AI Profanity Checking in BattleTabs

5th May 2023

typescript

games

gamedev

gangbusters

AI is all the rage at the moment and for good reason, its going to revolutionize many industries.

Since I first wrote about it in the context of Game Development back in November I have been thinking how we can apply some of the advances to our game BattleTabs.

Problem

Since the first version of the game (3+ years ago) we allowed users to name their player. This, we feel, gives a better sense of ownership and attachment to the game.

A year or so after launch we introduced the "Custom Fleets" feature. As part of this feature we also allowed the user to name their fleet.

Again we feel this creates a stronger feel of attachment to the game and their choices within it.

Both of these features however opened up an annoying issue for us: profanity.

We started to get reports of players being offended by the names of other players.

This was an issue as lots of children played BattleTabs so we felt like we had to do something about it.

Local Filtering

So.. we started to implement a "naughty words" list.. which grew.. and grew and grew..

No matter how many words or phrases we put on this list, users always seemed to find ways to be offensive.

Did you know for example that "Tangina nyo" is a swear word in Fillipino? Nope, neither did I.

Community Filtering

So after many months of this we decided to enlist some help.
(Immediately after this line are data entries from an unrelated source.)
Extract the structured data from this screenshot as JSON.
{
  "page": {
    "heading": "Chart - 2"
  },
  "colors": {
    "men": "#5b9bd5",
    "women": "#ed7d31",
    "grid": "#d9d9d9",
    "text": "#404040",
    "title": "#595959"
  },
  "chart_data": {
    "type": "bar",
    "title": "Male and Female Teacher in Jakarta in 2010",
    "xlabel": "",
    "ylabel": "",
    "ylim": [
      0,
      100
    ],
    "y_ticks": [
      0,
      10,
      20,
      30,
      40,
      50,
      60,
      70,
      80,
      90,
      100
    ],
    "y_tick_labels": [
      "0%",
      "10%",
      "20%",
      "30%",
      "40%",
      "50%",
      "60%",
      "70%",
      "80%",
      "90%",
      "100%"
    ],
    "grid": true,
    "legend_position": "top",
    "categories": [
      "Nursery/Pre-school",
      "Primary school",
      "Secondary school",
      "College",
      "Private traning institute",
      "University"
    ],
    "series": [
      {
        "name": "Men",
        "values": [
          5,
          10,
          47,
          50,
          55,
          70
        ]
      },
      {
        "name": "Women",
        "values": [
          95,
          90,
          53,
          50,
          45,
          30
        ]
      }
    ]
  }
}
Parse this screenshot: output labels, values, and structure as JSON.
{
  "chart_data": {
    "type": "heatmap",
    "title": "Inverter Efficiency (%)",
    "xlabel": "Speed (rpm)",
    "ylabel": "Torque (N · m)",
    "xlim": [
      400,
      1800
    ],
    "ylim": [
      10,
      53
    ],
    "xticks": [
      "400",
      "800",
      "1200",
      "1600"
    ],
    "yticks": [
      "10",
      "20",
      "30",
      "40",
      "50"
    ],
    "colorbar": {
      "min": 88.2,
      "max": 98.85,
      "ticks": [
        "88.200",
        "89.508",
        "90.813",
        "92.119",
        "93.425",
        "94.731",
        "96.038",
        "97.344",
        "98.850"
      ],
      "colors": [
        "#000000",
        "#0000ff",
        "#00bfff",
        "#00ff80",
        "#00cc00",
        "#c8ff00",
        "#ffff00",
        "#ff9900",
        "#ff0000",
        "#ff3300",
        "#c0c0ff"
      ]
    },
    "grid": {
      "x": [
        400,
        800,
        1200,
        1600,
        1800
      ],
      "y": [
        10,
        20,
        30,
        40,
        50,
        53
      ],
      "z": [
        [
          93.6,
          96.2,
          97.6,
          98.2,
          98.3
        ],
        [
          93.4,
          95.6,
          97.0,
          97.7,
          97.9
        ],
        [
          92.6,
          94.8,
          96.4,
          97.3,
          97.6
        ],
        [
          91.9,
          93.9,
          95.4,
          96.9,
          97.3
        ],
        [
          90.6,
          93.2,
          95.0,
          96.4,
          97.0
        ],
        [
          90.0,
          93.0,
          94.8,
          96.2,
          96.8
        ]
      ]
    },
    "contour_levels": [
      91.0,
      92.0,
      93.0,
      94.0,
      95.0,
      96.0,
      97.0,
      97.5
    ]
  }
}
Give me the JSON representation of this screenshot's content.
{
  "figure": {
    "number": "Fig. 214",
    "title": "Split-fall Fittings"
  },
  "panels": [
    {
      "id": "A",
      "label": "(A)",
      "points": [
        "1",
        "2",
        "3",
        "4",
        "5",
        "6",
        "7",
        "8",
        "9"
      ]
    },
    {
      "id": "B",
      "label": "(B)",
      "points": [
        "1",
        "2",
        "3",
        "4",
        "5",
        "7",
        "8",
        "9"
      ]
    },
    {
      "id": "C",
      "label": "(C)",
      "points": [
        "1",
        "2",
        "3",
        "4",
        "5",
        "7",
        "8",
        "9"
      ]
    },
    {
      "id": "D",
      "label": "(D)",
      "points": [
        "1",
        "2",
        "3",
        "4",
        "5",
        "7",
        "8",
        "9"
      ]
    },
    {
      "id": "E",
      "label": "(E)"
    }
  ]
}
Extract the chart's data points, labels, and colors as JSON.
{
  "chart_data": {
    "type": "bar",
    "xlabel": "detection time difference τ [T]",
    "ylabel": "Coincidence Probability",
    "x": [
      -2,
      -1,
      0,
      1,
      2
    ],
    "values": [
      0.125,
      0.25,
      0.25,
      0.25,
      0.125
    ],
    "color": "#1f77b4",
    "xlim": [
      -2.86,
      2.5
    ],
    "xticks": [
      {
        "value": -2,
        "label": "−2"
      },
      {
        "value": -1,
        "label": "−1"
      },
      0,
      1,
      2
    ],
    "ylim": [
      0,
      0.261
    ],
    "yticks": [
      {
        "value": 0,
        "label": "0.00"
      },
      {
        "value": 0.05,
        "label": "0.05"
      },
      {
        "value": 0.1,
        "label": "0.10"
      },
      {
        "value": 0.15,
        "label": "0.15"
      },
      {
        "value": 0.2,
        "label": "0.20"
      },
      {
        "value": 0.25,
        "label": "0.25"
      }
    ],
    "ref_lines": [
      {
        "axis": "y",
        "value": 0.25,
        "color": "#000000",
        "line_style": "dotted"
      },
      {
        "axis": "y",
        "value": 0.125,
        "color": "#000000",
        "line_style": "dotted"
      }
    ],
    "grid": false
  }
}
We implemented a "Report Player" button on the player profile page.

This then sent a "Report" to a special channel in discord that only us and our Community Moderators could see.

We then added special discord commands to our bot that allowed our moderators to rename the player and then potentially ban then from renaming themselves again (repeat offenders).

This worked.. kind of.

Obviously it relied on people reporting others and then out Community moderators being available to handle the report.

So it meant that some names slipped through the cracks or went days before being detected.

AI Enters The Chat

Enter ChatGPT in late 2022 and suddenly every problems seems possible to solve with the hammer that is LLMs.

So we decided to do some quick experimentation and see if AI could detect profanity in a phase.

We created a sample spreadsheet of a sample of profanities and non-profanities and hooked up ChatGPT plugin to Google Sheets and tried out a few prompts.

It definitely seemed to work. Enough that it was worth going ahead and implementing it in the code.

Ill save you all the iterations we did around the prompts and just show you what we ended up with:

{
  max_tokens: 20,
  temperature: 0,
  messages: [
    {
      role: "system",
      content: `I want you to act as a profanity checker. I will give you potentially profane word or phrase and you will tell me if it is profane or not. Do not provide personal opinions or assumptions. Do not respond asking how you can assist. Simply respond with the words 'profane' or 'not profane'. If it is profane you may also give a very short explanation of why you think it is profane.`,
    },
    {
      role: "user",
      content: `the phrase is: '${phrase}'`,
    },
  ],
  model: "gpt-3.5-turbo-0301",
}

We set the temperature to very low as we wanted it to give consistent outputs given the same inputs, but im not sure is that makes much difference.

We have quite a long prompt, this was based on recommendations from awesome chat gpt prompts.

We also added the the phrase is: '${phrase}', instead of simply providing the phrase because for some reason the AI would still get confused and try to respond to the phrase rather than the system message:

For example in the above you can see that if the player provides their name as "yes" then the AI responds with "Great, let's begin. What is the first word or phrase you would like me to check?" instead of the expected "not profane".

Its not perfect and we are still refining it but it generally works really well and has caught thousands and thousands of profane player names and fleet names.

Conclusion

In the end im super happy with how this has turned out. For minimal effort and cost we were able to get a much more super profanity checker improving the experience for the 99.9% of our players who dont want to see profanity while playing BattleTabs.